The case is also about one vision of development colliding with another that is backed by the might of the state. Bastar and adjoining districts of Chhattisgarh are home to the highest concentration of mineral rich deposits in the country and is one of the reasons why these areas have become high-intensity conflict zones. Is resistance to land acquisition by industrialists a major contributory factor to the violence in the state? Few are aware of the extent of the problem in Chhattisgarh. Thousands of tribal people have been uprooted from their forest habitations -- close to 650 villages in the forest areas are reported to have been cleared in an operation reminiscent of the ways wars were fought in Southeast Asia -- and have been housed for the past five years in refugee camps that are run by trigger-happy and lawless elements who are supposed to be fighting the Maoists.

If this is how democratic states function surely we need a reform of India's democracy? But these and related issues are seldom raised in the general clamour for reforms that have picked up in crescendo post the election verdict. One and all, media pundits who have been setting the reform agenda for the new government are screaming for reforms that are focused exclusively -- and predictably -- on financial sector liberalisation.

True, there is the burgeoning fiscal deficit and a slew of regulations that were put on hold because of ideological conflicts in the United Progressive Alliance that need to be dusted off. There is the Pension Fund Regulatory and Development Bill, amendments to raise the cap on foreign investment in insurance, amendments to the Forward Contracts Act.
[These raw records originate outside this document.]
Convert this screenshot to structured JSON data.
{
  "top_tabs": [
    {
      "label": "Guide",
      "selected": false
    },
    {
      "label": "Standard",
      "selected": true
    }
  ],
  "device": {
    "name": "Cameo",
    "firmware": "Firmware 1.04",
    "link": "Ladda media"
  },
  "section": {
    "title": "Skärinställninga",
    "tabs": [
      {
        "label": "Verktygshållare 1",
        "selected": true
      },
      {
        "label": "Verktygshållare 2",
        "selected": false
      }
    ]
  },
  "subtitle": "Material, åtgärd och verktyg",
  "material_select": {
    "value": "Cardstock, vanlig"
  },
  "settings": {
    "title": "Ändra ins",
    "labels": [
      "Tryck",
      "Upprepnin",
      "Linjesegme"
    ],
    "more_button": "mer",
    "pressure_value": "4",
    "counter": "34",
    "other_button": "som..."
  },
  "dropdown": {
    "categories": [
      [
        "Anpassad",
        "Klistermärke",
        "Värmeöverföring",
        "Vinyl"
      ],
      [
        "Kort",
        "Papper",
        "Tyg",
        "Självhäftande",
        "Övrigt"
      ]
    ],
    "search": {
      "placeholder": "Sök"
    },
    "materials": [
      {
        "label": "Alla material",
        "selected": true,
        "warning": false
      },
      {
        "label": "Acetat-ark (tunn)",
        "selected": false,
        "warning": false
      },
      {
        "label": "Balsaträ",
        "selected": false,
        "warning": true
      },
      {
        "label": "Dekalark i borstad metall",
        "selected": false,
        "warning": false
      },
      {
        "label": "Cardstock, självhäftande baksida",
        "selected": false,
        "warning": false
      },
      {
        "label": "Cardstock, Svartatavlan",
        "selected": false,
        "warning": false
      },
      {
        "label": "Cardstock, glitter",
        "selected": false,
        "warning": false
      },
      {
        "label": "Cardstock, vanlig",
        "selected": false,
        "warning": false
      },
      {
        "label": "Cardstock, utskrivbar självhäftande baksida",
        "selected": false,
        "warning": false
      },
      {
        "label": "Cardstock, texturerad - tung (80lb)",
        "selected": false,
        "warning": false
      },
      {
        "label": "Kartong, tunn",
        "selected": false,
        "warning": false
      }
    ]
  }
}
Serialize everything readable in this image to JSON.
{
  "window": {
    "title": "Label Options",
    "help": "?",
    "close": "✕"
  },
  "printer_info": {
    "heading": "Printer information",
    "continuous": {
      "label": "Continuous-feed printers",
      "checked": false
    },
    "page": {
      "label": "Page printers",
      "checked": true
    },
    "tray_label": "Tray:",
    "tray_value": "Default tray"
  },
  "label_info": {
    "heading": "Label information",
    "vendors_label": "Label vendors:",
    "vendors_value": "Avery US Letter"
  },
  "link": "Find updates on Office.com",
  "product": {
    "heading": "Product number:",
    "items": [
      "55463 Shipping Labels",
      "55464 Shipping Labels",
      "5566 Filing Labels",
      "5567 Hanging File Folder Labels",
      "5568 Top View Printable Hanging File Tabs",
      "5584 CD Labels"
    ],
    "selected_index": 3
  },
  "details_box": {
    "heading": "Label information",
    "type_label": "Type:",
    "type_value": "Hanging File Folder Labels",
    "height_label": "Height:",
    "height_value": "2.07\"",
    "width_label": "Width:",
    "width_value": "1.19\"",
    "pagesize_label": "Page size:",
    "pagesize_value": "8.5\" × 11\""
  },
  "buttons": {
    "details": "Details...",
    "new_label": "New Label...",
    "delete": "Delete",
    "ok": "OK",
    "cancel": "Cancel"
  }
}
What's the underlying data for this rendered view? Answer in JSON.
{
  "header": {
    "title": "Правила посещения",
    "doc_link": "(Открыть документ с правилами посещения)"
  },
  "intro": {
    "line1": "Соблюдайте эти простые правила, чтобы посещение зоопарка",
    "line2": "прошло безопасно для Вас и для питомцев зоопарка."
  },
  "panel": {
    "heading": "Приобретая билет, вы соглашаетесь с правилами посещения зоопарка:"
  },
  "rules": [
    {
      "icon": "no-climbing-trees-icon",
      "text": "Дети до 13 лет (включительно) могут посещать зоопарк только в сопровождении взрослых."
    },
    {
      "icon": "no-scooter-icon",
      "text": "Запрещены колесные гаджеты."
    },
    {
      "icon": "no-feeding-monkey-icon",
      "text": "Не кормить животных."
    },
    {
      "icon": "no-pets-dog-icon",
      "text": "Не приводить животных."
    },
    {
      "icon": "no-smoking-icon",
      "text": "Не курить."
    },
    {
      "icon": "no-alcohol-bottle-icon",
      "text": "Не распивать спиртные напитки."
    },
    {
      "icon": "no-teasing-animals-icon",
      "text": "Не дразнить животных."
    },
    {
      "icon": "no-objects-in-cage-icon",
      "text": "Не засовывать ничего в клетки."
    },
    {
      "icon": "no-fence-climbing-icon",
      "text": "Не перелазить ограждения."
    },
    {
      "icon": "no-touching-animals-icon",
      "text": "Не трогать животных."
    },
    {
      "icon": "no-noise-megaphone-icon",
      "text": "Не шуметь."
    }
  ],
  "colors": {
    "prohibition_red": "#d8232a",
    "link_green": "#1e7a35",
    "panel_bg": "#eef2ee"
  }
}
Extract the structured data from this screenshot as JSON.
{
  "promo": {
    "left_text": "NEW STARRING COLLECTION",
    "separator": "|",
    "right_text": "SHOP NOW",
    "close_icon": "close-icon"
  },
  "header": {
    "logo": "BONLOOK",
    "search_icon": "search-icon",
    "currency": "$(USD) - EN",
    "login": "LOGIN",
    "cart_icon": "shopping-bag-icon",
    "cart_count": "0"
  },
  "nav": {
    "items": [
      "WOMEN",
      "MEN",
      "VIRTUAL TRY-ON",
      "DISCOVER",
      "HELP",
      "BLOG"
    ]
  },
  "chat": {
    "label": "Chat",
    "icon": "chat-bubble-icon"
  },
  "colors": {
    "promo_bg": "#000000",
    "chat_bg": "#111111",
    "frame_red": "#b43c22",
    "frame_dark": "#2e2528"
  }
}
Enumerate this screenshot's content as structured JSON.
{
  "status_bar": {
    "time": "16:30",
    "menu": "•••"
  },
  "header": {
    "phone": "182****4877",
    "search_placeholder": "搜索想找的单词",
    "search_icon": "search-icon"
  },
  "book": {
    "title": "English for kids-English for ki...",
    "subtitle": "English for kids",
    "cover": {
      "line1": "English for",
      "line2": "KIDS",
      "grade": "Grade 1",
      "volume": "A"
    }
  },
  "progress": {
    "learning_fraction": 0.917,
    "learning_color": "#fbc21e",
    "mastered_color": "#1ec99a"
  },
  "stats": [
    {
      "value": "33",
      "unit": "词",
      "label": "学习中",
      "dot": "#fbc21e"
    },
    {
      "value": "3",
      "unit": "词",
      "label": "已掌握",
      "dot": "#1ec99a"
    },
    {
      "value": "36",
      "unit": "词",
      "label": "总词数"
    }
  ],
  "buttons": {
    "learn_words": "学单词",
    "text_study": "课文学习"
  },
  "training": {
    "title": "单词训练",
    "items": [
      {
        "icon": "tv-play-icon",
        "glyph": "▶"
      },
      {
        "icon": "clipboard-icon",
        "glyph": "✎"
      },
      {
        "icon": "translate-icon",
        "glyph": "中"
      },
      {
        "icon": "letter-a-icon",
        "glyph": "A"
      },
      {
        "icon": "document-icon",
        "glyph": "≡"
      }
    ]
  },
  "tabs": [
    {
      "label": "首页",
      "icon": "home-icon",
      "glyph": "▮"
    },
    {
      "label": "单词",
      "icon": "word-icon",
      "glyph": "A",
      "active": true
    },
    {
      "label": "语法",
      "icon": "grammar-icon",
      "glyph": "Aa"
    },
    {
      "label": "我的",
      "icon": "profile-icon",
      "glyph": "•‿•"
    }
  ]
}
But surely these cannot form the sum and substance of reforms in the country? How about priority for reforms that would make elementary education free and compulsory (that bill has been pending for more than five years), reforms that would make clean drinking water a non-negotiable fundamental right just as healthcare for the neediest? Perhaps, the media believes such matters concern only pockets of the largely invisible poor and have no bearing on the country's democratic future.

Inclusive growth can make for tedious debate whereas financial liberalisation can pull in the global power brokers. Besides, you can always blame the Left for having stalled such reforms. But in some quarters at least, there is less of an obsession with financial liberalisation probably because experience has made them wiser. The Congress for one knows that the wide-ranging liberalisation introduced by Manmohan Singh in the 1990s was largely responsible for keeping it out of power for close to a decade; its less aggressive and more 'inclusive' policies of 2004-09, on the other hand, have swept it back to power.

That's why an exasperated Kamal Nath was forced to tell a TV channel that financial liberalisation could very well wait. Those advocating such reforms were in a mess themselves. In rich countries, governments are being forced to give money to the banks whereas in India banks are giving money to the government, he pointed out tartly.

Will the pundits realise it's time to refocus the reforms debate or will the Zuma wives fixation continue?